1. PENDAHULUAN Makalah ini membahas perambatan gelombang interface yang terjadi pada pertemuan antara dua fluida yang masing-masing, fluida atas dan fluida bawah secara berturutan, mempunyai rapat massa konstan ρ1 dan ρ 2 . Gelombang tersebut secara fisis dinyatakan sebagai simpangan pada interface η ( x, t ) , yang dalam keadaan tak terganggu berbentuk datar.
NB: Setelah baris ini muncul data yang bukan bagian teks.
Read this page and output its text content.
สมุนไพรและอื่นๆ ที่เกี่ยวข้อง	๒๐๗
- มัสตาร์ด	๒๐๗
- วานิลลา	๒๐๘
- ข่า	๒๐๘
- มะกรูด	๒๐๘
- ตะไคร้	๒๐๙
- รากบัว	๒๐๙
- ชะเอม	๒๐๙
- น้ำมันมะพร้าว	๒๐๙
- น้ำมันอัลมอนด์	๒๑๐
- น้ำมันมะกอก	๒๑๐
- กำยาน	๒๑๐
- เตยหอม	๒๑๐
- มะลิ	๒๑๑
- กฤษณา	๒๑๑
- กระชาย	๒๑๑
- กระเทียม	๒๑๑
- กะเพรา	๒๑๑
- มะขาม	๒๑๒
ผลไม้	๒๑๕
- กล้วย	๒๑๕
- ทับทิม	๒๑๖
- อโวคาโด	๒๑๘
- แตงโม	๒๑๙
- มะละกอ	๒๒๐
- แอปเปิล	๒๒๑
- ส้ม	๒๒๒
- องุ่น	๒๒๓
Salah satu model hampiran untuk perambatan gelombang internal adalah persamaan yang bertipe KdV. Penurunan telah banyak dilakukan untuk berbagai kondisi dan pendekatan; seperti aliran steady [10], pycnocline yang tipis [9], peninjauan khusus gelombang merambat (traveling waves) [8], dan fluida dua lapis dengan batas atas bebas [7]. Hasil studi tentang persamaan KdV untuk gelombang internal yang relative baru dapat dibaca diantaranya [1, 4, 6]. Khusus peninjauan gelombang pada interface dari sistem dua fluida yang memenuhi sistem Hamilton, telah dilakukan [5]. Perambatan gelombang oleh kebanyakan peneliti di atas diamati secara analitik melalui solusi persamaan KdV yang berupa gelombang soliter. Hal ini memungkinkan mengamati perambatan gelombang yang bertipe lain, selain soliter. Untuk itu, penyelesaian persamaan KdV secara nu-
merik merupakan salah satu alternative yang dapat dilakukan. Pada makalah ini persamaan KdV untuk gelombang interface diselesaikan secara numerik dengan menggunakan persamaan beda hingga. Kesulitan muncul dalam menangani suku tak linear dan suku yang memuat turunan ketiga, sehingga metoda beda hingga jarang digunakan pada persamaan KdV. Oleh karena itu, pengembangan prosedur numerik menggunakan beda hingga menjadi tantangan dan motivasi dalam tulisan ini. Untuk mengatasinya digunakan metoda beda hingga implisit yang dilinearkan seperti yang disarankan oleh [3]. Prosedur numerik yang dibangun di sini awalnya diuji untuk gelombang berbentuk secan-hiperbolik, dan menunjukkan kesesuiannya dengan solusi analitik. Selanjutnya metoda tersebut digunakan untuk mengamati perambatan gelombang dengan pembangkit berada di sebelah kiri. Pengaruh parameter terkait, kedalaman fluida dan rapat massa, juga diamati pada perambatan tersebut. Dalam penyampaiannya, makalah ini dibagi menjadi beberapa pokok bahasan untuk mempermudah mengikuti alur pembahasan. Pada pokok bahasan 2 uraian singkat tentang persamaan KdV diberikan, yang berkaitan dengan fisis yang dimaksud. Kemudian pada pokok bahasan berikutnya dijelaskan prosedur numerik untuk
117
Jurnal Matematika Vol. 9, No.1, April 2006:117-123
persamaan KdV terkait, dan hasil-hasil pengamatan dari perhitungan numerik dibahas pada pokok bahasan 4. 2. PERSAMAAN KDV GELOMBANG INTERFACE Makalah ini membahas gelombang internal yang terjadi pada pertemuan antara dua fluida dua dimensi dengan rapat massa masing-masing fluida konstan ρ1 dan ρ 2 dan ketebalan h1 dan h2 , selanjutnya disebut gelombang interface. Selain itu sistem dua fluida ini dibatasi di atas dan di bawah oleh plat datar. Dengan menetapkan interface tak terganggu sebagai sumbu datar, maka gelombang yang dimaksud merupakan simpangan pada interface η ( x, t ) seperti diilustrasikan pada Gambar 1.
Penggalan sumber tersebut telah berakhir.